British national John Shannon, 31, from Liverpool and his 37-year-old wife Anarda de la Caridad Pérez Friman - originally Cuban but a Spanish citizen - her unnamed four-year-old daughter from a previous relationship with Danish national Rene Kristtoffersen, and John and Anarda's six-week-old baby daughter Eve were found stabbed to death in an apartment they had borrowed from a friend in the Boschetti's Steps area of the Rock.
The family had lived in Estapona, in the province of Málaga for some years and were on holiday for a few days in Gibraltar, according to police in the British enclave, and had planned to go back to the UK for a trip to introduce the new baby to the family.
Top UK Home Office pathologist Nathaniel Carey, who travelled from London to perform the autopsies, confirms John's fatal injuries were sustained when he tried to protect the two little girls from their knife-wielding mother. He and the children sustained mortal wounds to the neck. Anarda, after killing all three of them, slit her wrists, the pathology report claims.

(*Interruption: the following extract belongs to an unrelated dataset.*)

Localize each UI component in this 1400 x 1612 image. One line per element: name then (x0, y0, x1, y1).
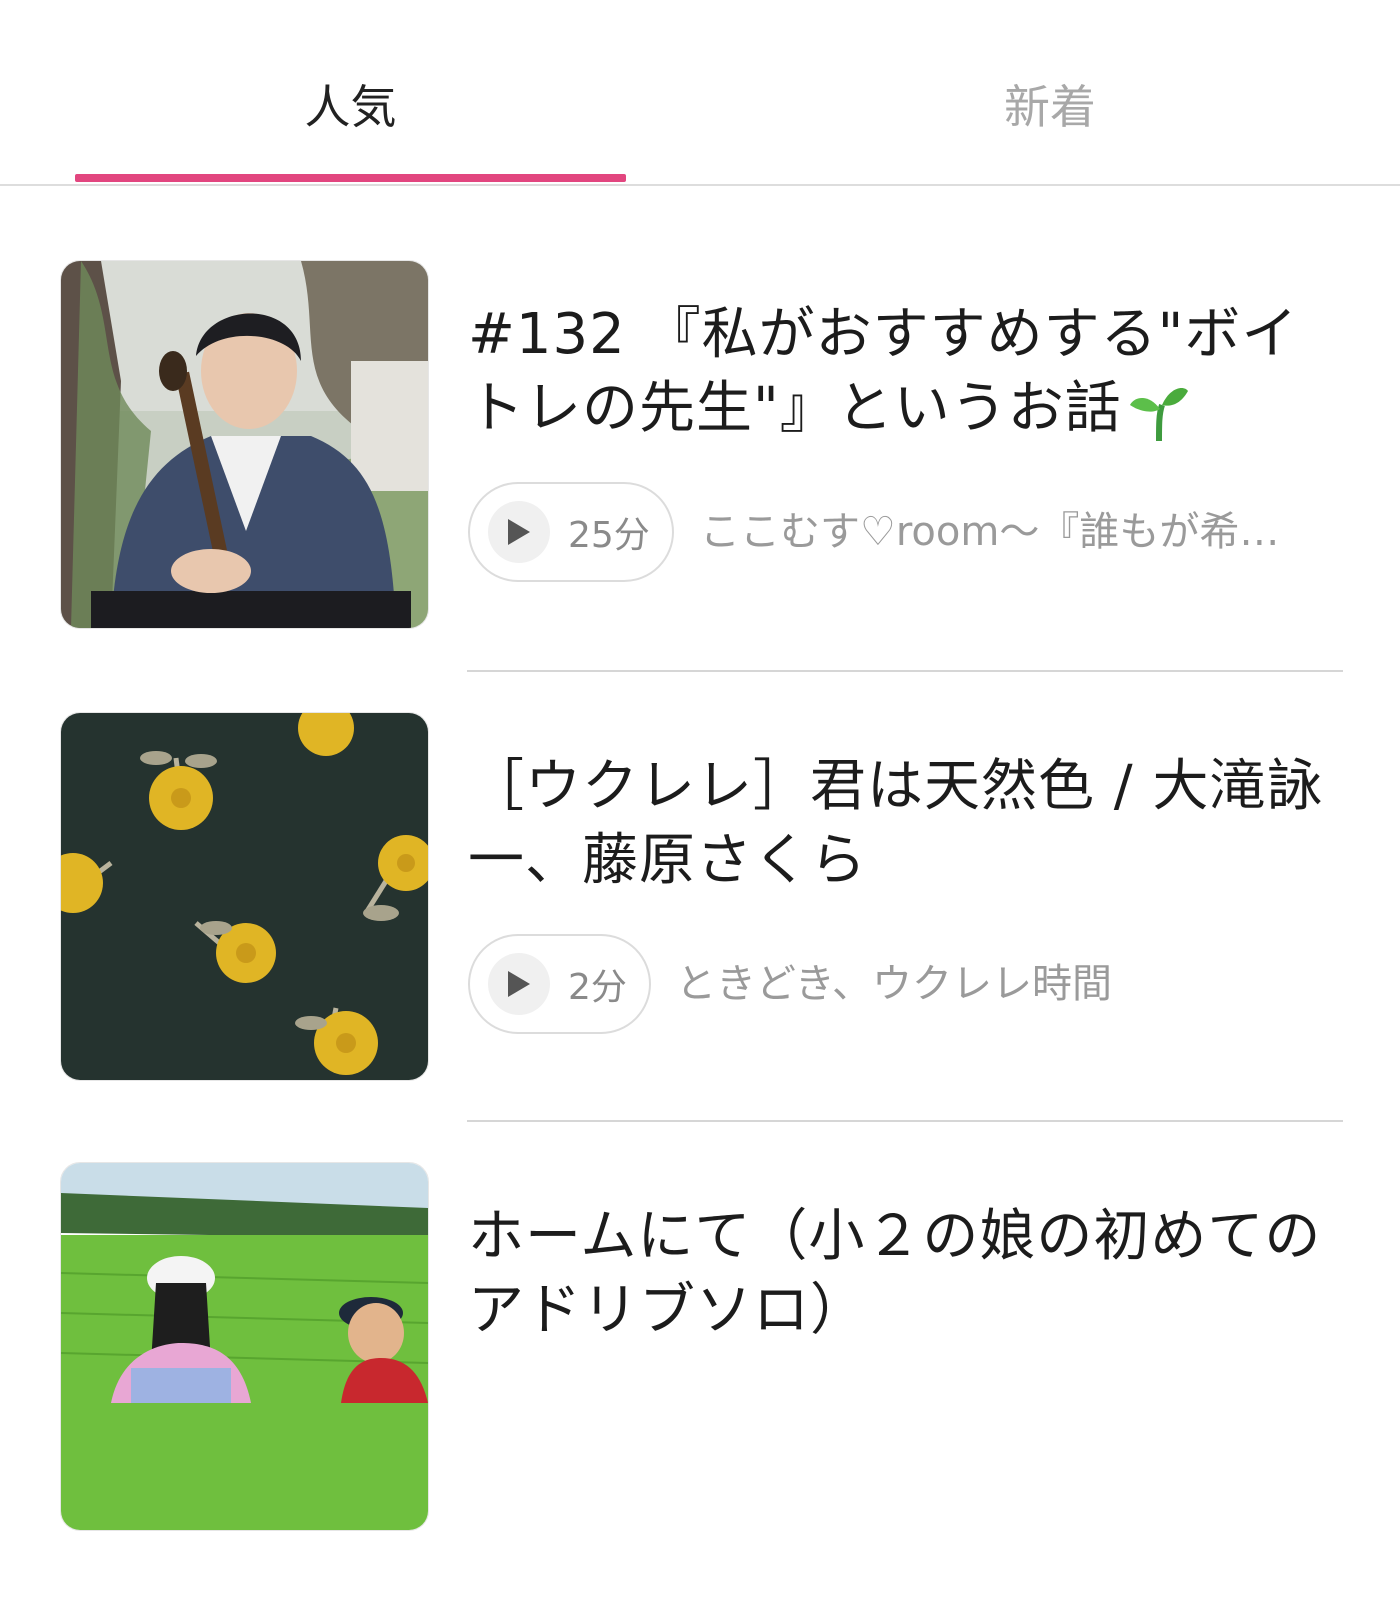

Sources close to the family - including Kristtoffersen, who lives on the Costa del Sol - claim Anarda was suffering from post-natal depression and was given to psychotic episodes.
The Royal Gibraltar Police said at the time of the gruesome discovery that they 'were not looking for anyone else' in connection with the crime. This initially led the Spanish press to jump to conclusions that the wife had become a victim of gender violence, largely due to three other high-profile cases of marital murder having hit the headlines that week.
But the reality, say detectives, was the other way round - it was the husband who had lost his life in a horrific episode of domestic violence.
The family were found when their friend who had lent them the apartment, an Australian man, returned home with his young children and saw blood seeping out from under the door. When he tried to get into his rented flat, Anarda's body was blocking the entrance.
Officers called out to the crime scene were said to be so distressed they needed counselling afterwards, which was provided by the Gibraltarian government, led by Chief Minister Fabián Picardo QC. Speaking of the tragedy, Picardo said that 'as a husband and father', he was 'in total shock'.
Gibraltar had not been the scene of a murder in nearly five years until then.
Police said the circumstances of the Gibraltar case 'appeared pretty cut and dried' before Dr Carey examined the bodies, but that it was 'standard procedure' to conduct an autopsy before a verdict was passed.
Postpartum depression is reported to affect between one in 10 and one in seven new mothers, but the UK's Royal College of Psychiatrists and the British charity Pre- and Post-Natal Depression Advice and Support (PANDAS) say post-natal psychosis, which is what Anarda was said to be suffering from, is extremely rare. Statistics show that it affects fewer than one in 1,000 women.